Erikler Çiçek Açtı Kitap Özeti – Esat Mahmut KARAKURT
1951 senesinin bir ilkbahar gecesinde
İstanbul’da bardaktan boşalırcasına yağan yağmur, İstanbul’u sanki Nuh’un
gemisi gibi kendi kaderine bırakmış bir şehir yapmıştı. Çünkü;dışarıda bir
siyah arabadan başka kimse yoktu. Ve bu otomobil bu fırtınaya rağmen Yeşilköy
havaalanına gider. İçinden zarif,yakışıklı bir beyefendi iner. İsminden başka
hiçbir bilgiye sahip olmadığımız bu kişi Hong Konğ’a gitmekte olan Pan Amerikan
uçağına biner. Fakat; kendi koltuğunda başka birinin oturduğu fark eder ama
bayanla yüz yüze gelince söyleyeceklerini unutur, ve “rahatsız olmayın siz”
der. Bayan o kadar gizemli bir kişiliğe sahip ki Orhan Bey ile konuşmamak için
adeta savaşıyordu. İçinde seksen kişiyi taşıyan Pan Amerikan uçağı üç saat
sonra Şama iniş yapacaktır.

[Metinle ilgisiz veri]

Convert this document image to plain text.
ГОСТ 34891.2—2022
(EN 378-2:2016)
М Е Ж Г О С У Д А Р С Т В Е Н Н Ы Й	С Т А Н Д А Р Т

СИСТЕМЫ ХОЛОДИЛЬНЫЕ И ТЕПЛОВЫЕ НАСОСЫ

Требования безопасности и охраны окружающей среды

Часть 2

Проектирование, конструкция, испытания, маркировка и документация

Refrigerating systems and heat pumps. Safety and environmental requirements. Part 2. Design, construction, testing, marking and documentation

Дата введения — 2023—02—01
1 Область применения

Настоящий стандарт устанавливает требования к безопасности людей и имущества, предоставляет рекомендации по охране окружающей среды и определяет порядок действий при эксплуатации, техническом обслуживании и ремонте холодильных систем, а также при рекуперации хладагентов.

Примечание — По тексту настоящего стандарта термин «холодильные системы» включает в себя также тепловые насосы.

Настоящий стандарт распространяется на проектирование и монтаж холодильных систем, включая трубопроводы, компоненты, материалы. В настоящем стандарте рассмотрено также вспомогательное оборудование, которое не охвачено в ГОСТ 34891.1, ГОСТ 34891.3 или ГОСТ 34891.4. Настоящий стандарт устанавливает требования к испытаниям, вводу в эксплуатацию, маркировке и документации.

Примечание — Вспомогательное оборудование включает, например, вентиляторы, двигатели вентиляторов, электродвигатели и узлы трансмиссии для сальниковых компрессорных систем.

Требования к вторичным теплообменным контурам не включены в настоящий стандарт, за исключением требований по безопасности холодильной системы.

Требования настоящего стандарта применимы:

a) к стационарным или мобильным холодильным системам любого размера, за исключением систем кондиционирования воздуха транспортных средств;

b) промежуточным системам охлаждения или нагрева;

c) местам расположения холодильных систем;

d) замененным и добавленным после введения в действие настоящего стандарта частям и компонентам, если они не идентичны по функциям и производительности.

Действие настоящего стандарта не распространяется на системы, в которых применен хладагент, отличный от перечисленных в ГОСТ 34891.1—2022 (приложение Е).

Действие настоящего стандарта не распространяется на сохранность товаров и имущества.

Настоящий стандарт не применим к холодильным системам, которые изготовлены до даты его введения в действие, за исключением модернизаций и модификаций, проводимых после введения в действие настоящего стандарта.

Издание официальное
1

Orhan Bey uçak havalandıktan sonra bayanla az da
olsa konuşma fırsatı bulur. Ve isminin Madelena olduğunu zor da olsa öğrenir.

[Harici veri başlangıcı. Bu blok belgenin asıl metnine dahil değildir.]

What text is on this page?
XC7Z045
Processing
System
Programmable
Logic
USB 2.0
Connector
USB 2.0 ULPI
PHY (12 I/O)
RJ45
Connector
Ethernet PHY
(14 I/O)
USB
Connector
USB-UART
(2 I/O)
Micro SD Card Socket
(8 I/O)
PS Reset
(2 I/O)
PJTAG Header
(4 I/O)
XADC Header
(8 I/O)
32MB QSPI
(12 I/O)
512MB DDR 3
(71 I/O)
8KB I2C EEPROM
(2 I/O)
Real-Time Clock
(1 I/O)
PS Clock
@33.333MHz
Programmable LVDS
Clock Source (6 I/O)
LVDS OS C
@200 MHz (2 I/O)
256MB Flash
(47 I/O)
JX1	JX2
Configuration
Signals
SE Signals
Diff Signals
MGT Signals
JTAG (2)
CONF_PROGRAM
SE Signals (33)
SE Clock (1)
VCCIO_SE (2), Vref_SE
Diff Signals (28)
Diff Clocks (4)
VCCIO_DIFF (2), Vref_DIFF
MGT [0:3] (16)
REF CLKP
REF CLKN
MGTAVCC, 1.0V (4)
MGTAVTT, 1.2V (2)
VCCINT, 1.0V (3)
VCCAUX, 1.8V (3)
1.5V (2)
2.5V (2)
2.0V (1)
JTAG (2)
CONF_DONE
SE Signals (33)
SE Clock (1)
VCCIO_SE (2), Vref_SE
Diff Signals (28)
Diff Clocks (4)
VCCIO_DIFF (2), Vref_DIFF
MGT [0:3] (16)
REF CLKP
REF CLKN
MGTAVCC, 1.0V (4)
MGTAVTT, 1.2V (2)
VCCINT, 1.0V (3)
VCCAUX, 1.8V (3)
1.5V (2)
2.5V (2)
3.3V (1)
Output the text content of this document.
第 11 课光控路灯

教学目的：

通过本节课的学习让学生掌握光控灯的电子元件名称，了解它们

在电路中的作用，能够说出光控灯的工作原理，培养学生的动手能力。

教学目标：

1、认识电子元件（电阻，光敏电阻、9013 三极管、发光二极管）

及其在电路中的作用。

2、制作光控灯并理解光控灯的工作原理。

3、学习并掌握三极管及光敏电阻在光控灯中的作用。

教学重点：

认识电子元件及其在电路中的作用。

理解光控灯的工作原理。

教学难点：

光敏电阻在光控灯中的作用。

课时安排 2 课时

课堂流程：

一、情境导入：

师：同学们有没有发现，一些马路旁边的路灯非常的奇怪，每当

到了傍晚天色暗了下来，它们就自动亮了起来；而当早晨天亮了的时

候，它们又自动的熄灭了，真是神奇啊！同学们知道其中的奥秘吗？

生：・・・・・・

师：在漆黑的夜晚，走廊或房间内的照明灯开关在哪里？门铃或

Orhan Bey her geçen saat bayana daha da çok ilgi göstermeye başlar. Bunun
farkına varan bayan Orhan Beyin bu ilgi ve alakasından rahatsız olduğunu
söyler. Bunu duyan Orhan Bey çok şaşırır. Birkaç saat sonra uçak Şama iner.
Fakat dışarıdaki fırtınanın kuvvetli olmasından dolayı yolcuların bu geceyi Şam
da geçirmeleri gerekmektedir. Uçaktaki bütün yolcular Grand Palas Otelde
kendileri için ayrılmış odalarında kalmak için uçaktan çoktan ayrılmışlardı
fakat; Orhan Bey ve Madelena hala uçaktan inmemişlerdi. Çünkü; Madelena uçaktan
hiç inmek istemiyordu. Orhan Beyin ısrar etmesine rağmen bayan uçaktan inmez ve
Orhan Bey, bayanın uçakta kalmak isteyişinin nedenini bir türlü anlayamamıştır.
Bu sırada uçağa Amerikalı hostes girer, ve uçağın kontrolden geçeceğini söyler.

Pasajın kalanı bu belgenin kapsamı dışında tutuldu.